Recognising Palestinian statehood is largely symbolic – but symbols are powerful
Over the past few days, the leaders of France, Canada and the UK have all announced their intention to recognise Palestine as a state at the next UN General Assembly (Unga) in September. All declared that they would use this diplomatic mechanism as a way of forcing a ceasefire in Gaza. Their announcements made global headlines but what will such recognition actually change? In the short-term, not much. Palestine will be able to send an ambassador to the three countries, though it has already been sending heads of mission (roughly the same thing) for many years. Nor are these pronouncements exactly breaking new ground: 147 out of 193 UN members already recognise a Palestinian state. Among European governments, Spain, Ireland and Norway made a joint declaration to do so last year.
But numbers aren’t everything. Any of the five permanent members of the UN Security Council can veto a country’s full membership of the UN. China can thus block Taiwan, which has official diplomatic relations with 12 countries, though it has thriving economic relations with many more. Russia can block Kosovo, which is recognised by 110 countries, including many in Europe. And the US can – and will – block Palestine.

Even in terms of Palestine’s current “observer” status, more votes will not change the basics. The territory of South Ossetia, for example, has been recognised by a lonely gang of five – Russia, Nicaragua, Venezuela, Syria and the Pacific island of Nauru. Nothing about South Ossetia’s status would change if another 20 governments were suddenly to jump in on Moscow’s behalf. Palestine, too, will gain no new voting powers, even as more countries recognise its statehood.
The furious response from Israel’s prime minister, Benjamin Netanyahu, who accused the UK’s Keir Starmer of “appeasing terrorists”, is a reminder that even symbolic declarations have power. And Netanyahu knows better than most that apparently arcane developments can have real-world implications.
In 2012, Unga voted to upgrade Palestine from “non-member observer entity” to “non-member observer state”. That might sound like an empty distinction worthy only of satire – but the tweak paved the way for historic developments. As a direct result of that change, the International Criminal Court (ICC) accepted Palestine’s request, which it had previously rebuffed, to open an investigation into alleged crimes in Gaza. In 2024, a panel of ICC judges authorised an arrest warrant for Netanyahu and his then-defence minister, Yoav Gallant, as well as for Hamas leaders in connection with the atrocities of 7 October 2023. Like his fellow indictee, Vladimir Putin, Netanyahu must curb his travel plans for fear of arrest. None of that would have happened without the institutional tweak made a little more than a decade earlier.

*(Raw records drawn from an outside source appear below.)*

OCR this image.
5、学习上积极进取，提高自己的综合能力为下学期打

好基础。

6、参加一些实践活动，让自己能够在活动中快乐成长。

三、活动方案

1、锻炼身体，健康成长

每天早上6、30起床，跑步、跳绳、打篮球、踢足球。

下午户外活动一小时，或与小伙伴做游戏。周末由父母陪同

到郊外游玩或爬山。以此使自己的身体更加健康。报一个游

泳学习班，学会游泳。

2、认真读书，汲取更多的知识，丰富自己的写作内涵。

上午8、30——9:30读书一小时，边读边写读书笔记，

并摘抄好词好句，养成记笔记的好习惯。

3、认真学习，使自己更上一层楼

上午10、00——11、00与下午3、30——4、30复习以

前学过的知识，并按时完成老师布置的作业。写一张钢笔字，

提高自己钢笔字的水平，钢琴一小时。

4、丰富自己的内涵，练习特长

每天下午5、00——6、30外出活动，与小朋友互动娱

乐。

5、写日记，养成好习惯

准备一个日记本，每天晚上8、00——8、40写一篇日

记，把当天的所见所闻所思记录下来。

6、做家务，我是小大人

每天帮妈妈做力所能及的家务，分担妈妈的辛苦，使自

Theoretically, the latest announcements carry no more weight than existing recognitions by the majority of UN member states. Still, symbolism matters. France, Canada and the UK are traditionally staunch allies of Israel. They have been eager not to put Netanyahu under pressure, even as the bombing and starvation in Gaza worsened and civilian deaths multiplied. The UK insisted that recognition must come later as part of a two-state solution and peace process. Netanyahu’s defiance means that logic is no longer sustainable. Australia and others have indicated that they could follow up with declarations of their own. The US president will continue to defend Israel’s actions but the latest diplomatic declarations mean the country’s global isolation is now undeniable – and that will have consequences, too.